The legislation would create a USD 1 billion per year programme through the Department of Transportation’s Maritime Administration (MARAD) to develop the next generation of clean shipping technology and infrastructure. 

The lawmakers said the bill would help to address harmful pollution that comes from the shipping industry, a major but often unrecognised source of greenhouse gas emissions and port pollution. 

Through the development and usage of new technologies— such as zero-emission ships, cleaner marine fuels, and better port equipment— the programme seeks to protect the health of port and coastal communities, and help the US reduce its climate pollution.

They added that the bill would also help the United States keep up with other countries in Europe and Asia that are already investing heavily in clean shipping technology. The bill would ensure that the U.S. leads in the future of shipping, rather than rely on technology from other countries.

“Shipping plays a vital role in our economy, and at the Ports of Los Angeles and Long Beach, but it should not come at the expense of the health of our families,” said Rep. Barragán. 

“The Next Generation Shipping Act is about investing in cleaner technologies, supporting American jobs, making sure the United States leads in the future of maritime innovation, all while making sure we do so in a way that preserves public health. By acting now, we can protect our communities, strengthen our economy, and build a more sustainable shipping industry for generations to come.”

“The Next Generation Shipping Act is forward-thinking legislation that will help revitalise the U.S. maritime industry and boost our economic competitiveness. As the federal government looks to expand commercial shipbuilding capacity, the U.S. must invest in cleaner ships and technologies to compete globally,” said Antonio Santos, Federal Climate Policy Director, Pacific Environment. 
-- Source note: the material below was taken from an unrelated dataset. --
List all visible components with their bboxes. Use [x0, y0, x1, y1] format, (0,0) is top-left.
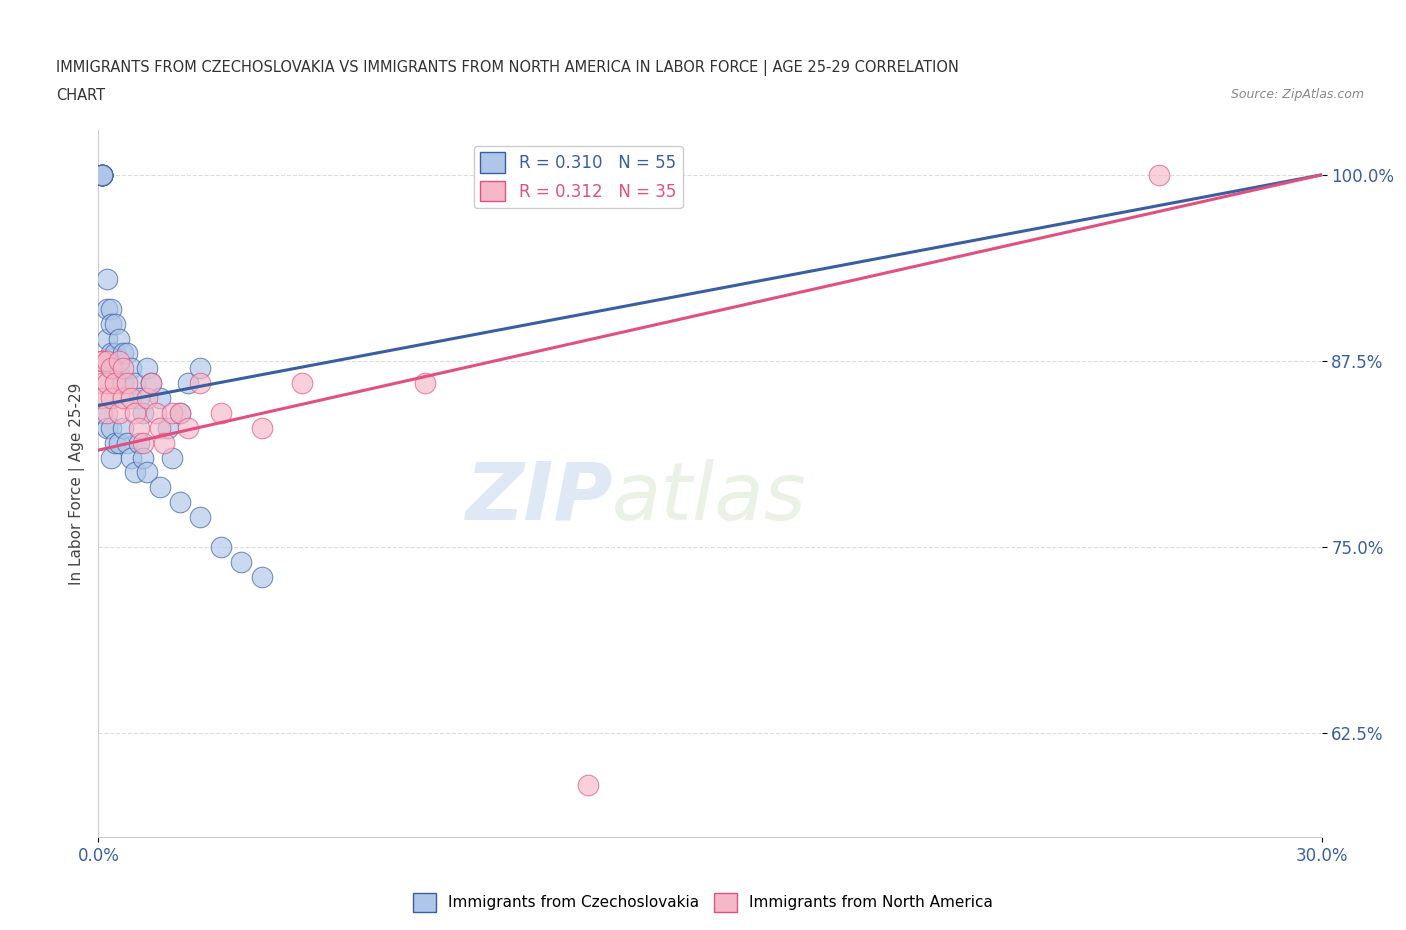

“The bill provides much-needed funding to position the US to be a leader in the development of next-generation vessel technologies and sustainable maritime fuels, while creating good-paying jobs and supporting workforce training. We thank Representative Barragán, Representative Carter, and Senator Van Hollen for introducing this important legislation and call on Congress to pass this bill to spur the market for building the advanced ships of the future.”